Dairy Goats 

Rags on the Fence

Do They Stay or Do They Go?

Posted on April 7, 2016 at 5:25 PM Comments comments (1)

I am often asked questions about how we decide which does are on the sales list each year. I was going through some old files and found one of the original letters I wrote on this topic, and decided it was time to pull it out, dust it off, rewrite, and slap it up on a wall! Every herd should have a plan- why they pick their breed, their does, their bucks, and why each goat stays or goes. The plan is a living document- goals are met, plans fail, things need to be reassessed...


I would like to preface my explanation with a note about where we show our goats. While I like to depend on appraisal scores and DHIR records for improving my herd, my daughters both enjoy showing. I live an hour from Pella's Triple C, 3 hours from Lakeshore, Branicur Farms, Wingwood Farm, and Redwood Hills. At every show we attend in northern California, at least 2 of these National Show quality herds are there with there Nubians. In addition, many of the smaller herds use exclusively those bloodlines. Showing in CA is like attending a mini Nationals at every show!


While we never go to as many shows as we would like (it is expensive), our goats do show well when they are shown against those herds. Usually our girls place 3rd-5th behind those animals. Sometimes our older girls place 1st (the other herds have finished those does by that time) but they are not able to stand up against the younger does for champion. Judges that own dairies and appraisers usually place our does higher.


We freshen about 30+ does each year, but keep 16 or less milkers. In 2016 we are freshening 32 dairy goats and 3 commercial Boers. Not all of the does we list as possible sale milkers will be sold, they are just on the short list until after they freshen. Young does are more likely to be sold, and if a doe gets to 6 she will most likely never leave here.

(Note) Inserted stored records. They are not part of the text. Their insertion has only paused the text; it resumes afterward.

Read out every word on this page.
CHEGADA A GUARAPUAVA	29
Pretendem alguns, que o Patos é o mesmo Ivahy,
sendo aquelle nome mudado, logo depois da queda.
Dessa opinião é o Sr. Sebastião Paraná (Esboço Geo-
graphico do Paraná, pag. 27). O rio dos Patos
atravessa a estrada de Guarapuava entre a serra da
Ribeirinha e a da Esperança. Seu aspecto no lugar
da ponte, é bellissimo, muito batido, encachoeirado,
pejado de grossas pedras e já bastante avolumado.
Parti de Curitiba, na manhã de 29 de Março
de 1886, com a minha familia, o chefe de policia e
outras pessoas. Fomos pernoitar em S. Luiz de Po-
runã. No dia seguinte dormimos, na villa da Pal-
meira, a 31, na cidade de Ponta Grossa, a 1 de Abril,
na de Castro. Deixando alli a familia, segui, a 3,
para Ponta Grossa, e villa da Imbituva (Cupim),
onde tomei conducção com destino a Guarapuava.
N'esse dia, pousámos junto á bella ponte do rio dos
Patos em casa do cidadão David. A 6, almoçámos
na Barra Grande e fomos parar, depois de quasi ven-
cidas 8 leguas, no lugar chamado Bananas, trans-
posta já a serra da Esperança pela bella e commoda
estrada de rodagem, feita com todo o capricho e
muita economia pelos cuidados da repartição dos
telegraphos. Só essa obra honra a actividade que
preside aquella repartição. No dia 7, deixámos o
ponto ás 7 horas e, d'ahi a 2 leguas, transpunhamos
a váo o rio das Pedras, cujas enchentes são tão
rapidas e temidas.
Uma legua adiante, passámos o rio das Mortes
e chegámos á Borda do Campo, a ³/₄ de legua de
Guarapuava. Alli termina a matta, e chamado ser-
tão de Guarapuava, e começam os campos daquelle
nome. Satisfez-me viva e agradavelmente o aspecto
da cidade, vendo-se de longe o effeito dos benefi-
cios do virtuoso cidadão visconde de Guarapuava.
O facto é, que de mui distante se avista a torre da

1- Babies- this is an easiest category aside from poor udders. We almost never keep kids from first fresheners unless it is a very special breeding or we need the kid as a herd replacement. We just don't have space for them! When we first started breeding seriously, we used to freshen every doe kid ourselves or place them in local homes so we could see them freshen, that way we knew quickly what our bucks were doing. This allowed us to improve our quality very quickly.


2- Age- We try VERY hard to limit ourselves to a maximum of 3 does in each age class. Our herd is weighted too much to older does right now (over 5). We will have 10 does in milk in this age group this year and a handful more that are not kept in milk! The oldest that most people want to buy a milker for either milk or breeding purposes is usually 5, so if the doe has already served her place in our breeding program or is not showing well enough in our area, we will try to move her on by the time she is 5.


3- Appraisal scores- We are not as hard on young does in their scores as we are for mature does. We know that our lines are truly slow to mature, and if we see what we like in a young doe, we do not panic. On the other hand, we do not keep does that appraise 80 or below unless there is a really good reason! Penny (one of our foundation does) only appraised 81 +++V as a ff two year old, but the next year she scored 89 EVEV. We do however use the scores we see in a family line to make decisions- for example if a daughter is showing no improvement over the dam in a certain area, then we might sell her, and sometimes the dam also if NONE of her daughters have ever shown improvement. (Especially if it is a trait we are picky about.)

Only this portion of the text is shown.